I think this assessment of Bill White’s chances in a statewide race in 2010 is a tad bit too pessimistic.
Whatever plans he declares, a perhaps more burning question still looms large over his intentions: Can he actually win statewide office?
Among the chattering classes in Austin and Houston, and even some White lieutenants at City Hall, no one is quite sure. But they do agree on at least one thing: Whether he runs to replace Sen. Kay Bailey Hutchison next year if she resigns to run for governor, or whether he seeks the state’s top job himself in 2010, White may have an uphill battle ahead.
The chances for a Democratic governor in the next election “are more bleak than any Democrat honestly wants to admit,” said Mark Sanders, a Republican consultant who ran Democrat Tony Sanchez’s 2004 campaign against Gov. Rick Perry. “It’s not going to happen in 2010. There are just too many factors working against that.”
Chief among the challenges, according to Sanders and more than a dozen strategists from both parties, is a significant GOP advantage laid bare by the Nov. 4 election results, even in a contest that saw historic statewide turnout for Democrats. Political handicappers all over the state are still parsing reams of data, but many are putting the divide at between 8 and 10 percentage points, a daunting deficit in the near term. Some have even wondered whether 2014 would be a more optimal year.
“In a positive Democratic climate with a good candidate like White, you might bring that down to the mid-single digits,” said Cal Jillson, a professor of political science at Southern Methodist University. “Whether you could bring it down to zero in 2010 — or in other words, win — is a tall order.”

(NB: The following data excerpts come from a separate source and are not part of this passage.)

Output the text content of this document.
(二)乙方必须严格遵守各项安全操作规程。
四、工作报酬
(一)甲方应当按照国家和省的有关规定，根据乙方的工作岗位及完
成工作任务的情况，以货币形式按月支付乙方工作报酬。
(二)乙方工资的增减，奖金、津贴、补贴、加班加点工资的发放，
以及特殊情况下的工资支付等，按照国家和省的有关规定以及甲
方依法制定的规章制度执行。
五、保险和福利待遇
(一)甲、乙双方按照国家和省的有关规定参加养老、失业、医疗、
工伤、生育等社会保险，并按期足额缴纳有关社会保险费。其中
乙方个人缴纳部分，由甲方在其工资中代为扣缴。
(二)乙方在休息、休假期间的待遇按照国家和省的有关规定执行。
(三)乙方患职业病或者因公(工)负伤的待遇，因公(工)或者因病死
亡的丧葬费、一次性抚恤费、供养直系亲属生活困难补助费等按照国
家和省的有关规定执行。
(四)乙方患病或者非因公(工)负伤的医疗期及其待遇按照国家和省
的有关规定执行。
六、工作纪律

I’m not going to argue that White would be a favorite in a statewide race, and I’m certainly not going to dispute that the Republican Party maintains a significant edge. But I think this deserves a little pushback. The fact remains that Obama did not contest Texas. While some national ads for Obama ran here for a little while a few weeks before the election, there was no targeted blitz. The Obama organization that was built up during the primary was not redeployed – indeed, the main use of their Texas email list seemed to be to find people who were willing to call or visit voters in other states. I believe this lack of engagement allowed persistent untruths about him to continue to flourish, and that this had a negative effect on his performance and that of other statewide Democrats. I believe that had Obama put some real effort into contesting Texas, even late-in-the-game effort like he had in Georgia, the final margin would have been closer. How much closer, we’ll never know.
Another thing, as I suggested before, is that especially after ten years of Rick Perry, I believe that a message of “It’s time for a change” would have some real resonance. A nasty primary between Perry and Hutchison would be helpful, but not strictly necessary. I’ll grant that this is at least somewhat dependent on the national mood and the early performance in office of President-elect Obama; if he’s had little success in getting things turned around, that message won’t sound as compelling and the devil you know won’t look as bad. If we’ve learned one thing from the current administration, it’s that if you screw up enough, you’ll (eventually) pay a price at the polls for it. That dynamic can work in Bill White’s favor, too – if after the next legislative session people are still unhappy about things like property taxes, college tuition, and toll roads, they’ll have a convenient way to vent that frustration.
I think this is a matter of perception as much as anything, and I don’t see the glass as being half empty. It’s still ridiculously early, of course, and the mayor still has a job to do in Houston. I just don’t see any reason why we should be looking past 2010 yet.